The addition of success fees on legal costs through Conditional Fee Agreements (CFAs) and the use of After The Event (ATE) Insurance to manage litigation risk has been a recent hot topic. The recoverability of these approaches is one of the focuses of Lord Justice Jackson’s review on reforming civil litigation costs in England and Wales and has been in the press lately following the European Court of Human Rights decision in the Naomi Campbell libel case.
In his recent decision in Redwing, Mr Justice Akenhead looked at the risk involved in seeking enforcement of an Adjudicator’s Award and how that risk should be reflected in any CFA success fee or ATE premium the successful party may seek to recover as part of its costs.
The usual position for litigation costs is that they should 'follow the event', that is, the successful party will usually recover its reasonable costs of the proceedings. However, the usual position in adjudication is that each party pays their own costs, unless the parties have agreed otherwise.
But if a successful party seeks to enforce the Adjudicator’s Award (almost always in the Technology and Construction Court (TCC)), options for managing litigation risk such as entering into a CFA and/or obtaining ATE Insurance come into play.
A CFA can allow a party to only pay the other side’s costs if it loses its claim, with that risk balanced by an 'uplift', often at 100 percent, in their own solicitor’s costs if they succeed. ATE Insurance allows a party to insure against its potential liability to pay the other side’s costs if they are not successful.
In deciding Redwing v Wishart, Akenhead J set out a number of key principles, confirming important issues to keep in mind when considering enforcement of an Adjudicator’s Award:
The following are some of the points arising:
- Such proceedings are relatively low risk for parties seeking enforcement as “the large majority….are successful”
- As such, “the courts…will think long and hard about allowing substantial CFA mark-ups”
- The courts will look to assess whether funding and risk arrangements were “reasonable and proportionate” and will guard against their use as a “commercial threat” by one party against the other
In these proceedings, Redwing entered into a CFA with their solicitors for the enforcement proceedings which included a 100 percent success fee, meaning the costs they sought to recover would double from £13,282 to £26,565, if they succeeded. Redwing also obtained ATE Insurance for cover against £20,000 of Wishart’s costs, in the event Redwing lost the enforcement proceedings. Redwing sought to recover the £8,500 premium it paid for this insurance as part of their costs of the proceedings, if they succeeded, which they did.
In his decision, Akenhead J made clear that the key consideration, when looking at whether CFAs and ATE Insurance premiums should be recoverable, is the level of risk facing the parties when such arrangements are entered into. This then informs the court as to whether those arrangements were “reasonable and proportionate” for the purpose of deciding costs.

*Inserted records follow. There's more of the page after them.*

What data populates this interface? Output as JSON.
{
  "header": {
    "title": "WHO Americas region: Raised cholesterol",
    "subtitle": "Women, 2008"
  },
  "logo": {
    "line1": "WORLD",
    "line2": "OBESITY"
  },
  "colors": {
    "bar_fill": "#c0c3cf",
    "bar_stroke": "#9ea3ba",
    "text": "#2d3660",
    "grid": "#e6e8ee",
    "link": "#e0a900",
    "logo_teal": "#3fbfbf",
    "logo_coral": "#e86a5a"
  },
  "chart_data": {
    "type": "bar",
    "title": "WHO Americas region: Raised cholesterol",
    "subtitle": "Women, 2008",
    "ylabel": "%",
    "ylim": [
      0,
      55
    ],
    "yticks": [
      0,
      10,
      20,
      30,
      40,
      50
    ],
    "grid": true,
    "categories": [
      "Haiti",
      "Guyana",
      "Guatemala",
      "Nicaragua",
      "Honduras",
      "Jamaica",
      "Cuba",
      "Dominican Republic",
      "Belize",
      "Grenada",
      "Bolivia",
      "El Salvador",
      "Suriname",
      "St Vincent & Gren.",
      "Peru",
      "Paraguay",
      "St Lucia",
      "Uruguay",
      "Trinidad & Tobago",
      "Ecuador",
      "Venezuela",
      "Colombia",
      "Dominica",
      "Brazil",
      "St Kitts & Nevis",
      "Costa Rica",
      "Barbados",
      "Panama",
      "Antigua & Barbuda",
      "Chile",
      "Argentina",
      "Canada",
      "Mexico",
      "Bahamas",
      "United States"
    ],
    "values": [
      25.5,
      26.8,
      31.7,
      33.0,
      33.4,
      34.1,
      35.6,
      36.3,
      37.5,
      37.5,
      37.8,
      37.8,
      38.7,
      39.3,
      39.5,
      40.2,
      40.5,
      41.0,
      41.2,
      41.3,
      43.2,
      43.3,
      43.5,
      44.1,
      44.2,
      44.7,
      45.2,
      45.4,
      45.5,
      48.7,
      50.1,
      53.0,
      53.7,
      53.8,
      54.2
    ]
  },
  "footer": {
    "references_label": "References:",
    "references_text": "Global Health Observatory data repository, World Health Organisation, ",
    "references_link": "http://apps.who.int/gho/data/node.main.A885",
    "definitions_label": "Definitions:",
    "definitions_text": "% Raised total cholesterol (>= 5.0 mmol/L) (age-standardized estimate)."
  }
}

Given the limited grounds for resisting enforcement of an Adjudicator’s Award and the resulting high rate of success for parties seeking to do so, Akenhead J emphasised that the courts will look very closely at success fee rates and premiums applied in such proceedings. In this case, he allowed Redwing only 20 percent of both its success fee and ATE premium on the basis that the risk of losing “was sufficiently low to undermine the reasonableness of imposing anywhere near [the] 100%” uplift sought.
What does this mean? The treatment given to CFAs and ATE Insurance by Akenhead J in Redwing is no different to the treatment given in cases in other courts and types of dispute. However, the judgment makes clear that when seeking to enforce an Adjudicator’s Award, the TCC will “think long and hard” about the actual risk of such litigation and will guard against parties using these steps as “commercial threat” to force a result.